Act is the one thing under test — and, like Arrange and Inspect, it’s a first-class phase. stage.Act() starts a fluent chain whose .Then(...) steps resolve services from the stage and run them. Because Act is symmetric with Arrange, an Act operation is reusable vocabulary too, and — like Arrange — it may produce an artifact the later Inspect observes.

An Act comes in three flavors, depending on what (if anything) the operation hands back:

// Void — the operation's effects are observed downstream (e.g. a message is emitted onto a bus).
await stage.Act().Then(host => host.ExecuteAsync<IProducer>(p => p.ProduceAsync(topic, message)));
// Return — the operation returns its artifact directly (the familiar `var result = await ...`).
var result = await stage.Act().Returning(host =>
host.ExecuteAsync<SaveClientHandler, SaveResult>(handler => handler.Handle(command)));
// Capture — the operation threads its result forward through an out capture, exactly like Arrange.
await stage.Act().SaveClient(out var result, command);

Execute/ExecuteAsync come in 1-to-4-service arities, so an Act can pull several collaborators at once. As with Arrange and Inspect, teams give their Acts domain names — Act.CreateClient(...), Act.ProduceStatusChanged(...) — so the test body reads as the story it tells. When a test is a whole sequence of Act steps interleaved with checks, see Scenario tests.

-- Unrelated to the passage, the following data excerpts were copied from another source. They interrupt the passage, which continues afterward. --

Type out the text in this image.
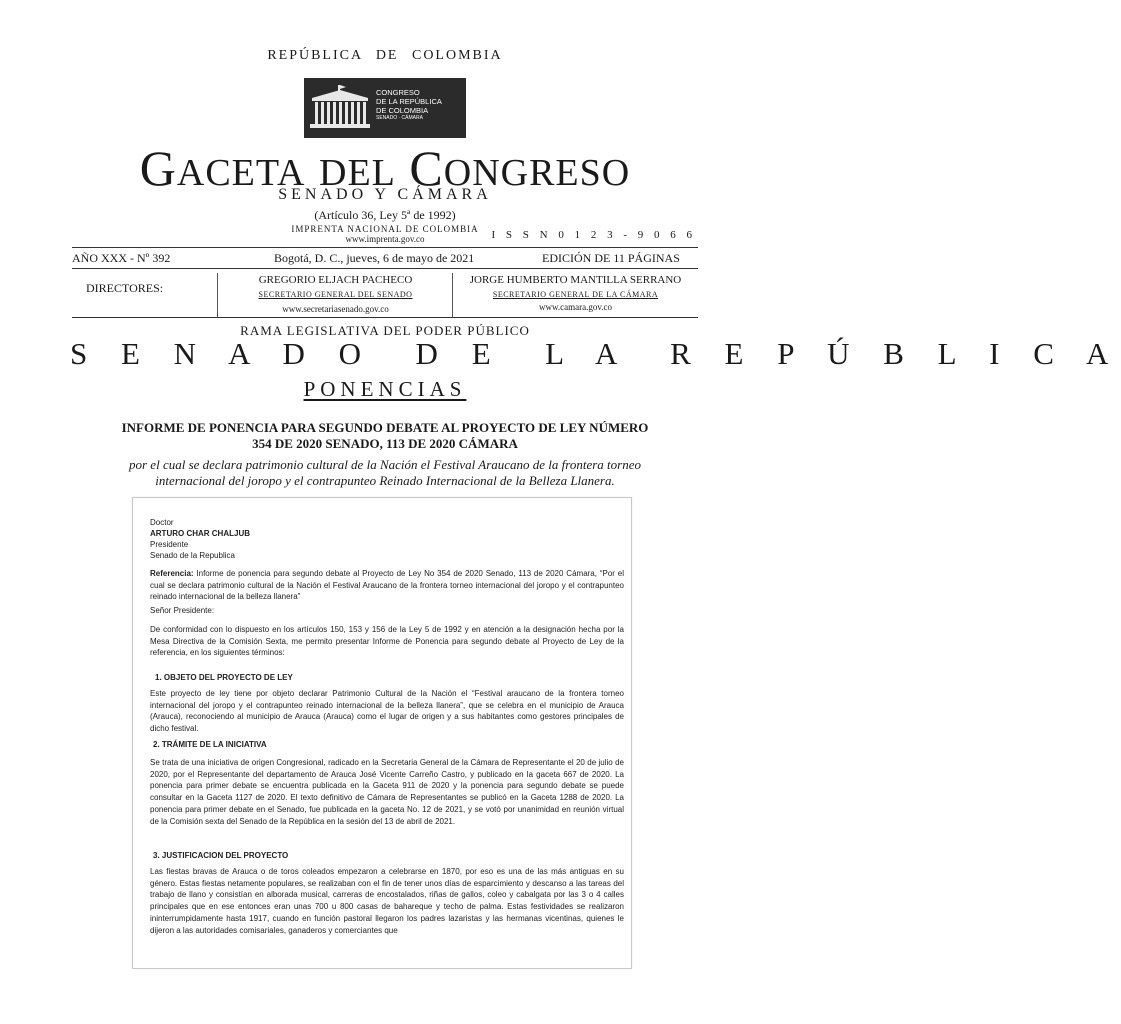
REPÚBLICA DE COLOMBIA
CONGRESO
DE LA REPÚBLICA
DE COLOMBIA
SENADO · CÁMARA
GACETA DEL CONGRESO
SENADO Y CÁMARA
(Artículo 36, Ley 5ª de 1992)
IMPRENTA NACIONAL DE COLOMBIA
www.imprenta.gov.co	I S S N 0 1 2 3 - 9 0 6 6
AÑO XXX - Nº 392	Bogotá, D. C., jueves, 6 de mayo de 2021	EDICIÓN DE 11 PÁGINAS
DIRECTORES:
GREGORIO ELJACH PACHECO
SECRETARIO GENERAL DEL SENADO
www.secretariasenado.gov.co
JORGE HUMBERTO MANTILLA SERRANO
SECRETARIO GENERAL DE LA CÁMARA
www.camara.gov.co
RAMA LEGISLATIVA DEL PODER PÚBLICO
S E N A D O  D E  L A  R E P Ú B L I C A
PONENCIAS
INFORME DE PONENCIA PARA SEGUNDO DEBATE AL PROYECTO DE LEY NÚMERO
354 DE 2020 SENADO, 113 DE 2020 CÁMARA
por el cual se declara patrimonio cultural de la Nación el Festival Araucano de la frontera torneo
internacional del joropo y el contrapunteo Reinado Internacional de la Belleza Llanera.
Doctor
ARTURO CHAR CHALJUB
Presidente
Senado de la Republica
Referencia: Informe de ponencia para segundo debate al Proyecto de Ley No 354 de 2020 Senado, 113 de 2020 Cámara, “Por el cual se declara patrimonio cultural de la Nación el Festival Araucano de la frontera torneo internacional del joropo y el contrapunteo reinado internacional de la belleza llanera”
Señor Presidente:
De conformidad con lo dispuesto en los artículos 150, 153 y 156 de la Ley 5 de 1992 y en atención a la designación hecha por la Mesa Directiva de la Comisión Sexta, me permito presentar Informe de Ponencia para segundo debate al Proyecto de Ley de la referencia, en los siguientes términos:
1. OBJETO DEL PROYECTO DE LEY
Este proyecto de ley tiene por objeto declarar Patrimonio Cultural de la Nación el “Festival araucano de la frontera torneo internacional del joropo y el contrapunteo reinado internacional de la belleza llanera”, que se celebra en el municipio de Arauca (Arauca), reconociendo al municipio de Arauca (Arauca) como el lugar de origen y a sus habitantes como gestores principales de dicho festival.
2. TRÁMITE DE LA INICIATIVA
Se trata de una iniciativa de origen Congresional, radicado en la Secretaria General de la Cámara de Representante el 20 de julio de 2020, por el Representante del departamento de Arauca José Vicente Carreño Castro, y publicado en la gaceta 667 de 2020. La ponencia para primer debate se encuentra publicada en la Gaceta 911 de 2020 y la ponencia para segundo debate se puede consultar en la Gaceta 1127 de 2020. El texto definitivo de Cámara de Representantes se publicó en la Gaceta 1288 de 2020. La ponencia para primer debate en el Senado, fue publicada en la gaceta No. 12 de 2021, y se votó por unanimidad en reunión virtual de la Comisión sexta del Senado de la República en la sesión del 13 de abril de 2021.
3. JUSTIFICACION DEL PROYECTO
Las fiestas bravas de Arauca o de toros coleados empezaron a celebrarse en 1870, por eso es una de las más antiguas en su género. Estas fiestas netamente populares, se realizaban con el fin de tener unos días de esparcimiento y descanso a las tareas del trabajo de llano y consistían en alborada musical, carreras de encostalados, riñas de gallos, coleo y cabalgata por las 3 o 4 calles principales que en ese entonces eran unas 700 u 800 casas de bahareque y techo de palma. Estas festividades se realizaron ininterrumpidamente hasta 1917, cuando en función pastoral llegaron los padres lazaristas y las hermanas vicentinas, quienes le dijeron a las autoridades comisariales, ganaderos y comerciantes que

stage.Inspect() starts another fluent chain, awaited the same way. Inspect steps read the world — query the database, verify a mock, poll an endpoint — and assert on it. They must not mutate state:

await stage.Inspect()
.SaveResult(result).IsSuccess() // a value scope over the result
.DbClientExists(id) // reads the database
.EventPublished("clients.created", id); // verifies a mock

Inspect also offers two power tools, covered in the guides:

  • Value scopesThenValueScope(value) opens a focused block of assertions over one value.
  • Parallel inspectsThenAll(...) runs independent observations concurrently while the chain stays readable.

One rule keeps tests trustworthy and reads across the whole suite:

Arrange and Act produce artifacts. Inspect only observes them.

If setting something up needs a side effect, it belongs in Arrange (or is the Act itself). Inspect never creates or changes state — so you can always trust that a failing Inspect is reporting on what Act did, not on something Inspect itself caused.

The verbs in these three chains — SaveResult, DbClientExists, EventPublished — are the heart of the matter. They’re your project’s test vocabulary.